「東方project」の人気を知らない方に

「熱いコミケで、暑気払いしましょう!」(コスプレイヤー=あかね、撮影=筆者)

8月10日から12日の3日間、日本最大の同人誌即売会「コミックマーケット」、通称「コミケ」が、東京台場にあるビッグサイトで開催されました。今年は異常な猛暑が続いたことと、最終日が平日だったにもかかわらず、3日間でのべ59万人という過去最高の参加者数となりました。

同人誌とはもともと、同好の士と一緒に趣味で作った雑誌や本のことだったのですが、今では、個人で制作した商業流通には乗らない本も同人誌と呼ばれます。手にしたことがない方の中には、同人誌といえばいかがわしい内容の本だとの印象を持つ方も多いと思いますが、実際は、「18禁」(18歳未満は閲覧禁止の成人向け作品)だけではなく、一般向け作品もあり、作品形態も、マンガ以外にも小説、評論、写真集、グッズ、音楽、ゲームソフトなどさまざまです。

今回、私はある「壁サークル」の手伝いを兼ねてコミケに参加することにしました。「壁サークル」とは、その作品を求めて行列ができるほどの人気がある出展者(サークル)のことです。会場内で行列ができると通行の邪魔になるため、人気サークルは壁際に配置されることが多く、このように呼ばれています。

まずは搬入作業を手伝うため、レンタカー店で一番大きなワンボックスバンを借り、同人作家さんの自宅から同人誌が入った段ボール箱を車内いっぱいに詰め込んで、コミケの会場まで運び込みました。イベント前日にサークル仲間たちと会場で展示準備をしていると、気分がとても高揚します。

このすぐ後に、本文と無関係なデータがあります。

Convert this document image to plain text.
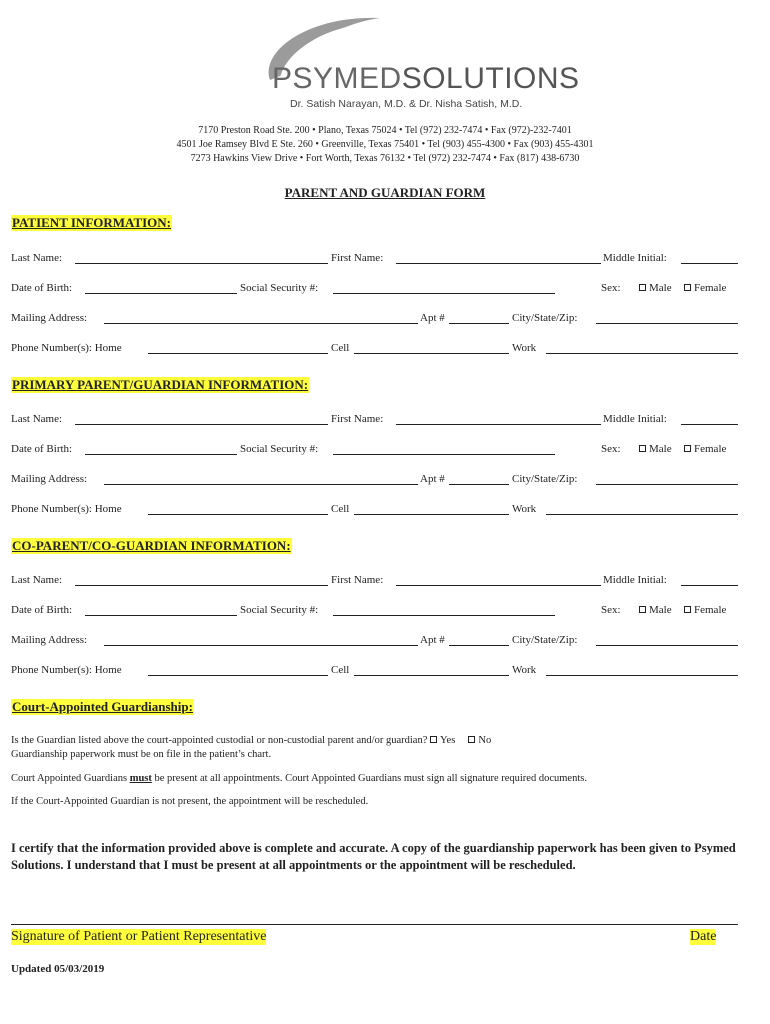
PSYMEDSOLUTIONS
Dr. Satish Narayan, M.D. & Dr. Nisha Satish, M.D.
7170 Preston Road Ste. 200 • Plano, Texas 75024 • Tel (972) 232-7474 • Fax (972)-232-7401
4501 Joe Ramsey Blvd E Ste. 260 • Greenville, Texas 75401 • Tel (903) 455-4300 • Fax (903) 455-4301
7273 Hawkins View Drive • Fort Worth, Texas 76132 • Tel (972) 232-7474 • Fax (817) 438-6730
PARENT AND GUARDIAN FORM
PATIENT INFORMATION:
Last Name:	First Name:	Middle Initial:
Date of Birth:	Social Security #:	Sex:	Male	Female
Mailing Address:	Apt #	City/State/Zip:
Phone Number(s): Home	Cell	Work
PRIMARY PARENT/GUARDIAN INFORMATION:
Last Name:	First Name:	Middle Initial:
Date of Birth:	Social Security #:	Sex:	Male	Female
Mailing Address:	Apt #	City/State/Zip:
Phone Number(s): Home	Cell	Work
CO-PARENT/CO-GUARDIAN INFORMATION:
Last Name:	First Name:	Middle Initial:
Date of Birth:	Social Security #:	Sex:	Male	Female
Mailing Address:	Apt #	City/State/Zip:
Phone Number(s): Home	Cell	Work
Court-Appointed Guardianship:
Is the Guardian listed above the court-appointed custodial or non-custodial parent and/or guardian? Yes No
Guardianship paperwork must be on file in the patient’s chart.
Court Appointed Guardians must be present at all appointments. Court Appointed Guardians must sign all signature required documents.
If the Court-Appointed Guardian is not present, the appointment will be rescheduled.
I certify that the information provided above is complete and accurate. A copy of the guardianship paperwork has been given to Psymed Solutions. I understand that I must be present at all appointments or the appointment will be rescheduled.
Signature of Patient or Patient Representative	Date
Updated 05/03/2019
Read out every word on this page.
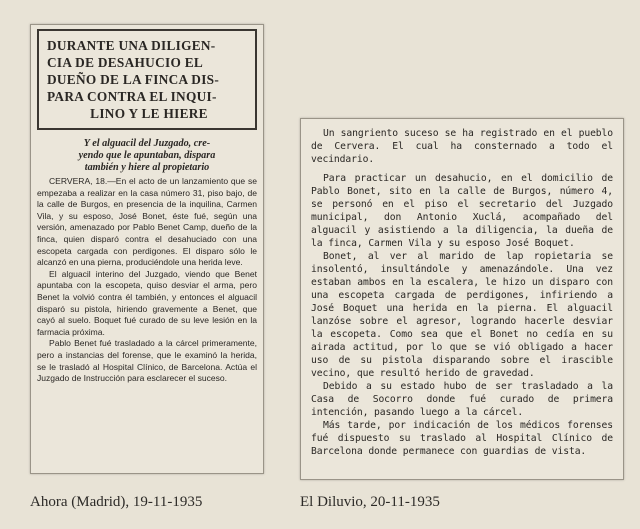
DURANTE UNA DILIGEN-
CIA DE DESAHUCIO EL
DUEÑO DE LA FINCA DIS-
PARA CONTRA EL INQUI-
LINO Y LE HIERE
Y el alguacil del Juzgado, cre-
yendo que le apuntaban, dispara
también y hiere al propietario

CERVERA, 18.—En el acto de un lanzamiento que se empezaba a realizar en la casa número 31, piso bajo, de la calle de Burgos, en presencia de la inquilina, Carmen Vila, y su esposo, José Bonet, éste fué, según una versión, amenazado por Pablo Benet Camp, dueño de la finca, quien disparó contra el desahuciado con una escopeta cargada con perdigones. El disparo sólo le alcanzó en una pierna, produciéndole una herida leve.

El alguacil interino del Juzgado, viendo que Benet apuntaba con la escopeta, quiso desviar el arma, pero Benet la volvió contra él también, y entonces el alguacil disparó su pistola, hiriendo gravemente a Benet, que cayó al suelo. Boquet fué curado de su leve lesión en la farmacia próxima.

Pablo Benet fué trasladado a la cárcel primeramente, pero a instancias del forense, que le examinó la herida, se le trasladó al Hospital Clínico, de Barcelona. Actúa el Juzgado de Instrucción para esclarecer el suceso.

Un sangriento suceso se ha registrado en el pueblo de Cervera. El cual ha consternado a todo el vecindario.

Para practicar un desahucio, en el domicilio de Pablo Bonet, sito en la calle de Burgos, número 4, se personó en el piso el secretario del Juzgado municipal, don Antonio Xuclá, acompañado del alguacil y asistiendo a la diligencia, la dueña de la finca, Carmen Vila y su esposo José Boquet.

Bonet, al ver al marido de lap ropietaria se insolentó, insultándole y amenazándole. Una vez estaban ambos en la escalera, le hizo un disparo con una escopeta cargada de perdigones, infiriendo a José Boquet una herida en la pierna. El alguacil lanzóse sobre el agresor, logrando hacerle desviar la escopeta. Como sea que el Bonet no cedía en su airada actitud, por lo que se vió obligado a hacer uso de su pistola disparando sobre el irascible vecino, que resultó herido de gravedad.

Debido a su estado hubo de ser trasladado a la Casa de Socorro donde fué curado de primera intención, pasando luego a la cárcel.

Más tarde, por indicación de los médicos forenses fué dispuesto su traslado al Hospital Clínico de Barcelona donde permanece con guardias de vista.

Ahora (Madrid), 19-11-1935	El Diluvio, 20-11-1935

出展する同人誌は、「東方project」という作品の二次創作物です。二次創作物とは、元となるオリジナル作品(一次創作物)がある作品のことで、今回私が手伝ったサークルが出していたものは「東方」のキャラクターが登場するマンガ本。「東方」は同人サークル「上海アリス幻樂団」が制作するパソコン用シューティングゲームを中心とした作品群です。「東方」のゲームは、コミケのような同人誌即売会か、同人作品を専門で取り扱う同人ショップでしか目にすることができないので、世間一般にはほとんど知られていません。しかし、今回のコミケで約3万5000サークルが出展する中、2500を超えるサークルが扱う、最も主要なジャンルなのです。